Scientists research how to end the caging of farm animals

Posted: 13 April 2021 | | No comments yet

Researchers from the Utrecht University will present their findings to the European Parliament this week as they search for alternatives to caging farm animals.

caged battery hens

Between 2018 and 2020, more than a million people signed a petition named End the Cage Age, with the aim of ending cage housing for farm animals in Europe. In response to this initiative, the European Parliament requested a study by Utrecht University researchers on the possibilities to end cage housing. On 13 April, the scientists will present their report ‘End the Cage Age – Looking for Alternatives’ to the European Parliament.

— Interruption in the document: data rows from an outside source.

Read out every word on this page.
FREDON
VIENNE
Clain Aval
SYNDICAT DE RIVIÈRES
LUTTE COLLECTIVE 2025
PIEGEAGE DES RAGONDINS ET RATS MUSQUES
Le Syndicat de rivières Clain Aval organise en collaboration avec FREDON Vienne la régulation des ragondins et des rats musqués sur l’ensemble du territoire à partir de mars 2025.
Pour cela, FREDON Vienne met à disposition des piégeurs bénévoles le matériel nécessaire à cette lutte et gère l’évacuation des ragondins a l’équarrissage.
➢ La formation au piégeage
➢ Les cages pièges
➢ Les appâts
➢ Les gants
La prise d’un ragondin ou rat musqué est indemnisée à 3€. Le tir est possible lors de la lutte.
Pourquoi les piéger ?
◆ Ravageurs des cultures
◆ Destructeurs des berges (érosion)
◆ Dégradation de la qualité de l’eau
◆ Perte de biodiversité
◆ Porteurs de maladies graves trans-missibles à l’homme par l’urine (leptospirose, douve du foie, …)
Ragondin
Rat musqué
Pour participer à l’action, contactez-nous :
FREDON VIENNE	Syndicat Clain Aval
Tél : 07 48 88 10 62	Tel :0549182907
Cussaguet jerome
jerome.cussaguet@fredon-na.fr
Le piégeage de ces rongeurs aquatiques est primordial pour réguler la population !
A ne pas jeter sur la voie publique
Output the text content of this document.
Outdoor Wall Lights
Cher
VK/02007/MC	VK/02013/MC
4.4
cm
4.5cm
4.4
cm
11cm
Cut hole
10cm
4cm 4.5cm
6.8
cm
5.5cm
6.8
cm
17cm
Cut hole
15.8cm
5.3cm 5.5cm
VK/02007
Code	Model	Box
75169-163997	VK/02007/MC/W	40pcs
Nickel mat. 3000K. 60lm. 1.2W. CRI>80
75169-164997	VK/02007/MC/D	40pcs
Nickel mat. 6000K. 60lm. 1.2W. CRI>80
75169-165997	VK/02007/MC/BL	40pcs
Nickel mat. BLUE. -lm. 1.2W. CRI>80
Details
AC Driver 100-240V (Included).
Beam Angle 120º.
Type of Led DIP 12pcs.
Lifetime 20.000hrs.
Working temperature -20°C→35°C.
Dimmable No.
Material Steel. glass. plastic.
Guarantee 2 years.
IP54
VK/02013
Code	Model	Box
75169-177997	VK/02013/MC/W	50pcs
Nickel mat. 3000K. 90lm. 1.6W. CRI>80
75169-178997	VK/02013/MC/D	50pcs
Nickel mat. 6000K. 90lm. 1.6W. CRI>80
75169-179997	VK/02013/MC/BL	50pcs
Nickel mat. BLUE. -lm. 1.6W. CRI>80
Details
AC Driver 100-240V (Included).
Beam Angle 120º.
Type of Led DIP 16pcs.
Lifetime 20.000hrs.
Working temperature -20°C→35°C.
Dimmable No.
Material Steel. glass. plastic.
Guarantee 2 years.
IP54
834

In the report, behavioural biologists, animal scientists, veterinarians and ethicists from Utrecht University’s Faculty of Veterinary Medicine analysed the available scientific literature on alternatives to cage housing.

“Our focus was on laying hens and pigs” said Bas Rodenburg, Professor of Animal Welfare at Utrecht University. “Because these are the species that are kept in the largest numbers, and cage-free alternatives are already available or in development for them.”

Foraging, rooting and pecking

“Our report shows that ending cage housing has positive effects on the behaviour and welfare of animals,” Rodenburg claimed. “This is because animals in cage-free alternatives can exhibit their natural behaviour. Chickens and pigs are omnivores; they are normally foraging, rooting and pecking all day long. This behaviour is essential for these animals, but they need materials to rummage around in, such as sand, straw or wood shavings. That is difficult or impossible to achieve in cages.”

Regarding sustainability, no large differences in environmental, social and economic impact between cage housing and cage-free alternatives were found in studies published to date. However, the alternatives do pose new risks. For example, a higher risk of infectious diseases and social unrest, like feather pecking. To successfully switch to cage-free alternatives, the research team says farmers must therefore be trained and learn to work with the new systems.

For some species, like mink or geese and ducks for the production of foie gras, there is no cage-free alternative. The proposed alternative would therefore be a ban on production and a European import ban.

Are cage alternatives viable?

The study shows that the switch to cage-free alternatives is possible. But how can this actually be achieved? “It has to be made attractive for farmers to make the switch,” said Rodenburg. “The required investments must result in added value for their products. And consumers must be prepared to pay a little more for this, so awareness is also needed among this group.”

In the short term, the proposal calls for financial measures such as subsidies for new welfare-friendly systems and welfare labels on products, enabling consumers to shop more consciously. In the longer term, legislation could prohibit certain types of cage housing.

“One of our most important recommendations is to involve all stakeholders in the process, so they can design the new and improved livestock farming together,” added Rodenburg.